Come parliamo a noi stessi? siamo soliti rivolgerti parole di cura, di comprensione, o di severa critica?
Quando N. viene in studio, è in preda al panico. Non si sente capace di svolgere alcun compito, anche quelli quotidiani. Lo stesso cucinare, riordinare casa, diventano per lei fonte di un fortissimo stato di ansia. Visti i consistenti anni di psicoterapia pregressa, N. avanza la richiesta di iniziare un percorso basato sulle pratiche di mindfulness.

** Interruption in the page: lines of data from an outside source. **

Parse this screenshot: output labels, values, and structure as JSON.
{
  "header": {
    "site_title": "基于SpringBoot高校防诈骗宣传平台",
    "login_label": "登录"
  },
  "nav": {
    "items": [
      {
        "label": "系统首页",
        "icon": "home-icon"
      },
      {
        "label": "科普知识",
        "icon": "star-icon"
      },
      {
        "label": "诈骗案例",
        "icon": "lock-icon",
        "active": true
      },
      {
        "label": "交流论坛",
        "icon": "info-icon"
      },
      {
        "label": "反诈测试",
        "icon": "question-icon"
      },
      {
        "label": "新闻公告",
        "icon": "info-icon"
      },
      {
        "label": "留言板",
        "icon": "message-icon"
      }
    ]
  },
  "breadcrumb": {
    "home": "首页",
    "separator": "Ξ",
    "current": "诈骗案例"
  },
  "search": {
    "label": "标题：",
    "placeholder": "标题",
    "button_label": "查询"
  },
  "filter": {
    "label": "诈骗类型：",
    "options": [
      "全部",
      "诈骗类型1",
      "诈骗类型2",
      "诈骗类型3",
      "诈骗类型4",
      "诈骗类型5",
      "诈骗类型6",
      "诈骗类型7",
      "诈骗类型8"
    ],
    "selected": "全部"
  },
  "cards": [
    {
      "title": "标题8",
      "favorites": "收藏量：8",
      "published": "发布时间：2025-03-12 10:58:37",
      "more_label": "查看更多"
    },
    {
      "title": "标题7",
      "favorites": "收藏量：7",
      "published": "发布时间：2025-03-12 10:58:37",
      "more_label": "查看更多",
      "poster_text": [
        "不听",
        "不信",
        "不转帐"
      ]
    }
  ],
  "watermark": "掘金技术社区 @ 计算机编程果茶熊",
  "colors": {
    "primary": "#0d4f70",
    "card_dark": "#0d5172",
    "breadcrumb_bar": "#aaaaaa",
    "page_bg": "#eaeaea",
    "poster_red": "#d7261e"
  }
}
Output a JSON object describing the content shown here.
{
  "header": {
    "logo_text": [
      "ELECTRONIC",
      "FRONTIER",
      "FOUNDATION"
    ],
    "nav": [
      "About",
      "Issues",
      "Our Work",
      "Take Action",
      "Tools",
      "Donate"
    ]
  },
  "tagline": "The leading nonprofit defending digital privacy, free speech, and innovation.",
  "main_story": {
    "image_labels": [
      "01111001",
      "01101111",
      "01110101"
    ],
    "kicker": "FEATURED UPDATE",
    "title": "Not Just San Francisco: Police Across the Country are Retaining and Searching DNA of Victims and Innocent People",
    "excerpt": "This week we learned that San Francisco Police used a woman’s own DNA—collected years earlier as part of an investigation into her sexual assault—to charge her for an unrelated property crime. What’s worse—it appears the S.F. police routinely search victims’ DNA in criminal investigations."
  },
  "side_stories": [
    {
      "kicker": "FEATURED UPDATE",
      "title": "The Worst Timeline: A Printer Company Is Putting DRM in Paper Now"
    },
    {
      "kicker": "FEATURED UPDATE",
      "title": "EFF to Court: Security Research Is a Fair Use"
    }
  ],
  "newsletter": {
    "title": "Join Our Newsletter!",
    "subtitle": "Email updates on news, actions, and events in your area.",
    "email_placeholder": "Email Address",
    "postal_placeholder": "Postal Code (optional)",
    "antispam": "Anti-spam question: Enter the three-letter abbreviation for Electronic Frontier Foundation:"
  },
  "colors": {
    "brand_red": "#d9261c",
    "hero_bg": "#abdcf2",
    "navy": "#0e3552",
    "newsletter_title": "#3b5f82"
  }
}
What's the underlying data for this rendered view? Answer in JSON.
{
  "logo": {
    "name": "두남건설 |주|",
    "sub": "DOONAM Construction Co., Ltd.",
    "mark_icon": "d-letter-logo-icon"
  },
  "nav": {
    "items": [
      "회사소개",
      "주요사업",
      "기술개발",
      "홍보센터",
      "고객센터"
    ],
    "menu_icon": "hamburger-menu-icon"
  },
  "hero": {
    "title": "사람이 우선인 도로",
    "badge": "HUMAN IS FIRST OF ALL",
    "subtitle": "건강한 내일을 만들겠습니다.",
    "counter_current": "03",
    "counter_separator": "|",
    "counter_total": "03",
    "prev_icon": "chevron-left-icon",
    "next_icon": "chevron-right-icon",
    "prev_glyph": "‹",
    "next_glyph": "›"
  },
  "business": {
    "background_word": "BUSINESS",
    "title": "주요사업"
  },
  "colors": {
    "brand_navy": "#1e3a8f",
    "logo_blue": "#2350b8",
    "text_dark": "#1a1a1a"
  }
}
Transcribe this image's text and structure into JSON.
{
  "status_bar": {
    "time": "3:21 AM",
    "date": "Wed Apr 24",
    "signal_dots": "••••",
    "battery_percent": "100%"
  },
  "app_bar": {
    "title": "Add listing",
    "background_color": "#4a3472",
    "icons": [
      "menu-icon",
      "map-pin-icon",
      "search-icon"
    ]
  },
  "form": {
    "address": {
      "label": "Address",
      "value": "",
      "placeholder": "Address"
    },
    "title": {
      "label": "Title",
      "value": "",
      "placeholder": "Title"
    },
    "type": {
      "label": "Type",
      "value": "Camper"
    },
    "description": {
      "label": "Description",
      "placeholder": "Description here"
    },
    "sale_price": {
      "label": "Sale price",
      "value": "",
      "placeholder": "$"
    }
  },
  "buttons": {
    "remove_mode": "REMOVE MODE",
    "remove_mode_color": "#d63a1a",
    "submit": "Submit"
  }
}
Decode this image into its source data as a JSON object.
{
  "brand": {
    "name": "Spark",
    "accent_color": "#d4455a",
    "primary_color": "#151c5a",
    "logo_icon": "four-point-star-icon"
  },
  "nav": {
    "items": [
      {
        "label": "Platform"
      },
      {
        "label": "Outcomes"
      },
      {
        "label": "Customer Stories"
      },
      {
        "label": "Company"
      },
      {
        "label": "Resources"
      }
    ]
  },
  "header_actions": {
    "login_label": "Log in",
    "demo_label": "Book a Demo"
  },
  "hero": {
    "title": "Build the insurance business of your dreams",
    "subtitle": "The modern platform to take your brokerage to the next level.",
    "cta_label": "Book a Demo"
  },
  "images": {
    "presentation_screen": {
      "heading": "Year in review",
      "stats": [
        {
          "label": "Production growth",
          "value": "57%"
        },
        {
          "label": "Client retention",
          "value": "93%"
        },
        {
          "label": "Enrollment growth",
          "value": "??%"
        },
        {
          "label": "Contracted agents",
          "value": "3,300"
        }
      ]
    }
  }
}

Lavoriamo quindi sulla capacità di stare nel presente, di osservare, descrivere e partecipare. Dopo alcune settimane e un’esercitazione quotidiana e costante, N. afferma di sentirsi soddisfatta, più capace. Mi racconta di riuscire a vedere i colori più limpidi, i pensieri più chiari, di sentirsi forte di strategie che le permettono di tranquillizzarsi più velocemente.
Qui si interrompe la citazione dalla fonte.